NASCAR was created by the late Bill France Sr., a car mechanic that traveled from D.C. to Daytona Beach to escape troubles from the Great Depression. He saw the need to officially sanction the auto races that had become common on Daytona Beach to protect the interests of drivers and the sport. The official NASCAR headquarters, as well as its marquee race, are still in Daytona Beach to this day.
Daytona Beach itself is culturally significant as a continued mecca for spring breakers in the U.S. There’s also a significant motorbike following with a few events every year, plus the NASCAR races throughout the year. Geographically, it’s about an hour east of Orlando, on the Atlantic Ocean.
Nearby is DeLand, the home of Persimmon Hollow Brewing. Founders (and musicians) Andy Sistrunk and Robbie Carelli opened their dream brewery in the growing arts district of this sleepy little hamlet. Business is going well, and now some of their core beers are being canned and distributed.
One of their most popular is Daytona Dirty Blonde (Blonde Ale, 6.5% ABV), which clearly celebrates both of the major aspects of nearby Daytona.
Yes, that celebration is on the can design. The beach is readily recognizable, complete with bikini-laden blonde, but look closer. There’s a lot more auto racing on the can than you may think.
At least it was for me. The more I looked at the can, the more I saw. It’s an excellent design.

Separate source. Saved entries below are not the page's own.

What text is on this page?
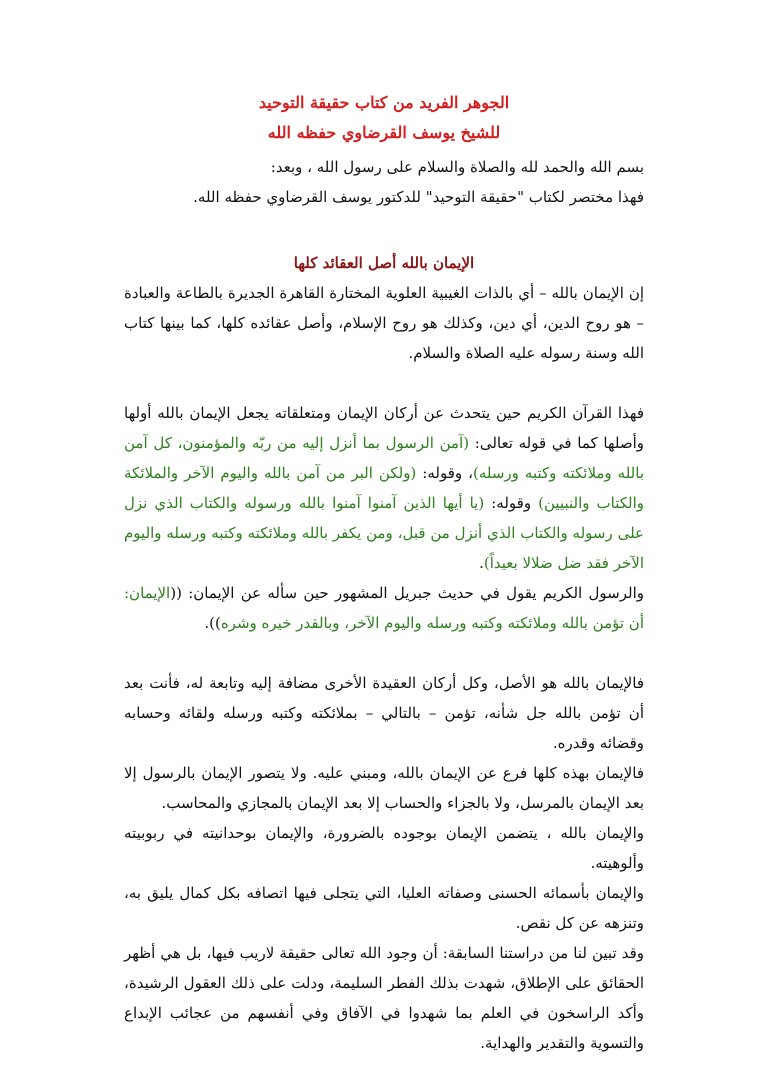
الجوهر الفريد من كتاب حقيقة التوحيد
للشيخ يوسف القرضاوي حفظه الله

بسم الله والحمد لله والصلاة والسلام على رسول الله ، وبعد:

فهذا مختصر لكتاب "حقيقة التوحيد" للدكتور يوسف القرضاوي حفظه الله.

الإيمان بالله أصل العقائد كلها

إن الإيمان بالله – أي بالذات الغيبية العلوية المختارة القاهرة الجديرة بالطاعة والعبادة – هو روح الدين، أي دين، وكذلك هو روح الإسلام، وأصل عقائده كلها، كما بينها كتاب الله وسنة رسوله عليه الصلاة والسلام.

فهذا القرآن الكريم حين يتحدث عن أركان الإيمان ومتعلقاته يجعل الإيمان بالله أولها وأصلها كما في قوله تعالى: (آمن الرسول بما أنزل إليه من ربّه والمؤمنون، كل آمن بالله وملائكته وكتبه ورسله)، وقوله: (ولكن البر من آمن بالله واليوم الآخر والملائكة والكتاب والنبيين) وقوله: (يا أيها الذين آمنوا آمنوا بالله ورسوله والكتاب الذي نزل على رسوله والكتاب الذي أنزل من قبل، ومن يكفر بالله وملائكته وكتبه ورسله واليوم الآخر فقد ضل ضلالا بعيداً).

والرسول الكريم يقول في حديث جبريل المشهور حين سأله عن الإيمان: ((الإيمان: أن تؤمن بالله وملائكته وكتبه ورسله واليوم الآخر، وبالقدر خيره وشره)).

فالإيمان بالله هو الأصل، وكل أركان العقيدة الأخرى مضافة إليه وتابعة له، فأنت بعد أن تؤمن بالله جل شأنه، تؤمن – بالتالي – بملائكته وكتبه ورسله ولقائه وحسابه وقضائه وقدره.

فالإيمان بهذه كلها فرع عن الإيمان بالله، ومبني عليه. ولا يتصور الإيمان بالرسول إلا بعد الإيمان بالمرسل، ولا بالجزاء والحساب إلا بعد الإيمان بالمجازي والمحاسب.

والإيمان بالله ، يتضمن الإيمان بوجوده بالضرورة، والإيمان بوحدانيته في ربوبيته وألوهيته.

والإيمان بأسمائه الحسنى وصفاته العليا، التي يتجلى فيها اتصافه بكل كمال يليق به، وتنزهه عن كل نقص.

وقد تبين لنا من دراستنا السابقة: أن وجود الله تعالى حقيقة لاريب فيها، بل هي أظهر الحقائق على الإطلاق، شهدت بذلك الفطر السليمة، ودلت على ذلك العقول الرشيدة، وأكد الراسخون في العلم بما شهدوا في الآفاق وفي أنفسهم من عجائب الإبداع والتسوية والتقدير والهداية.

As for the brew, it’s an easy to drink, simple, no frills beer. And it will be perfect for those that have been bogged down with macro beers for way too long.
It has a moderate maltiness, with just a touch of sweetness that lingers, but not too heavily. Hops are the same thing: it’s got a noticeable bite, but nothing too heavy. It’s just a noticeable touch of herbal spice that accentuates the flavor without being oppressive.
There also feels to be a fair amount of carbing to the beer, and it sort of dances on the tongue. That’s particularly enjoyable, especially with the light malt and hop flavors.
In all, this was my first beer from Volusia County, and I’m always excited to see new Florida breweries open, grow, and distribute their beers.
And it’s a lot better than having to imagine the ghost of Bill France in a bikini.